As Director of Libraries at CA, Jensen is establishing behavior in the Pre-Kindergartners that will last throughout their career at CA—and beyond. During story time, she believes they develop a rich vocabulary, view many different kinds of art in the illustrations, and make connections between the words and illustrations in a book. They meet a variety of characters, learn how to follow a storyline, and build background knowledge through stories. All of these experiences contribute to increased language development and processing in the young brain.
After Leyva finishes reading two stories, the students get to browse the library. They scatter independently to favorite spots and earnestly look at their options before choosing one special book to check out. “Apart from brain development and the theories of learning, we think it is important for Pre-K students to learn that reading is fun,” Jensen says. “Already, we are starting them on the path to becoming lifelong readers!”
Someday, the CA class of 2033 may produce some of the country’s leading scientists, the kind of researchers who change the future with their discoveries. If that’s the case, those scientists could trace the start of their career to Pre-K Science with Jeff Goldstein ’88, or Mr. G., as all the students call him.

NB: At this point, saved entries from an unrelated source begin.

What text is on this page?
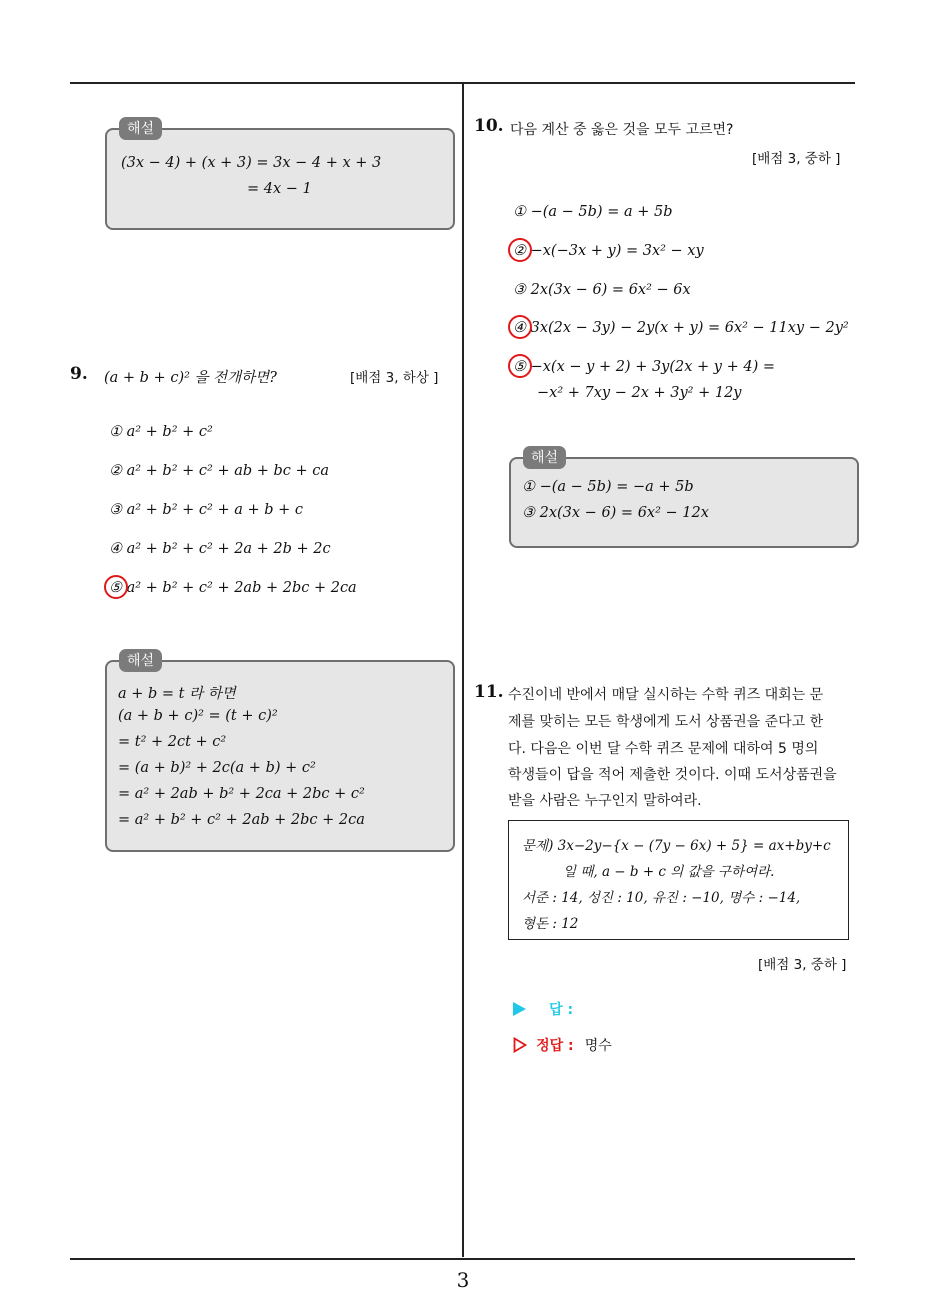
3
해설
(3x − 4) + (x + 3) = 3x − 4 + x + 3
= 4x − 1
9. (a + b + c)² 을 전개하면?	[배점 3, 하상 ]
① a² + b² + c²
② a² + b² + c² + ab + bc + ca
③ a² + b² + c² + a + b + c
④ a² + b² + c² + 2a + 2b + 2c
⑤ a² + b² + c² + 2ab + 2bc + 2ca
해설
a + b = t 라 하면
(a + b + c)² = (t + c)²
= t² + 2ct + c²
= (a + b)² + 2c(a + b) + c²
= a² + 2ab + b² + 2ca + 2bc + c²
= a² + b² + c² + 2ab + 2bc + 2ca
10. 다음 계산 중 옳은 것을 모두 고르면?
[배점 3, 중하 ]
① −(a − 5b) = a + 5b
② −x(−3x + y) = 3x² − xy
③ 2x(3x − 6) = 6x² − 6x
④ 3x(2x − 3y) − 2y(x + y) = 6x² − 11xy − 2y²
⑤ −x(x − y + 2) + 3y(2x + y + 4) =
−x² + 7xy − 2x + 3y² + 12y
해설
① −(a − 5b) = −a + 5b
③ 2x(3x − 6) = 6x² − 12x
11. 수진이네 반에서 매달 실시하는 수학 퀴즈 대회는 문
제를 맞히는 모든 학생에게 도서 상품권을 준다고 한
다. 다음은 이번 달 수학 퀴즈 문제에 대하여 5 명의
학생들이 답을 적어 제출한 것이다. 이때 도서상품권을
받을 사람은 누구인지 말하여라.
문제) 3x−2y−{x − (7y − 6x) + 5} = ax+by+c
일 때, a − b + c 의 값을 구하여라.
서준 : 14, 성진 : 10, 유진 : −10, 명수 : −14,
형돈 : 12
[배점 3, 중하 ]
답 :
정답 : 명수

Today is a big day for Pre-K in science. They spent their last class building a vermicompost bin. Composting with worms requires a “worm bed.” They collected leaves, tore up old newspapers, mixed them together in a bin, and made certain the mixture was moist with water.
They added a “worm sandwich” out of food scraps, including moldy bread, apple cores, wilted lettuce, crushed egg shells, coffee grounds, and other organic matter.
Then they introduced the red wigglers to their home. Today, they will get to hold the worms and study them closely.
But before that moment, Mr. G. takes the opportunity to turn science class into a vocabulary lesson. “Let’s think about our own beds,” he tells the students, who are gathered on a rug at his feet, fixated on him. “What words would be used to describe our beds?” The hands shoot up and the words come quickly. “Fluffy…cozy…soft…warm…lovey.”
“So now let’s think about a worm bed,” Goldstein asks. “How would you feel lying in a worm bed?” More hands. “Squishy…wet…rough…yucky…pokey…itchy.”
Goldstein brings the vocabulary lesson back to science. “But which bed would a worm rather have?” he asks. “A worm bed!” the Pre-Kindergartners chorus.
The pay-off moment has arrived. Goldstein distributes small piles of
worms from the bed to two-person teams of Pre-K students seated at lab tables. A few make their intentions clear from the start. “I am not going to touch that worm,” they say, only to be overcome by curiosity and end up closely eyeing the worm in their hand.
The students will continue to feed the worms kitchen scraps, observe decomposition, and study the worms.
Ask Goldstein what makes Pre-K Science special, and it comes down to one word for him. “It’s all magical to them,” he says. But watching him teach, you begin to suspect that there’s still magic in it for him as well.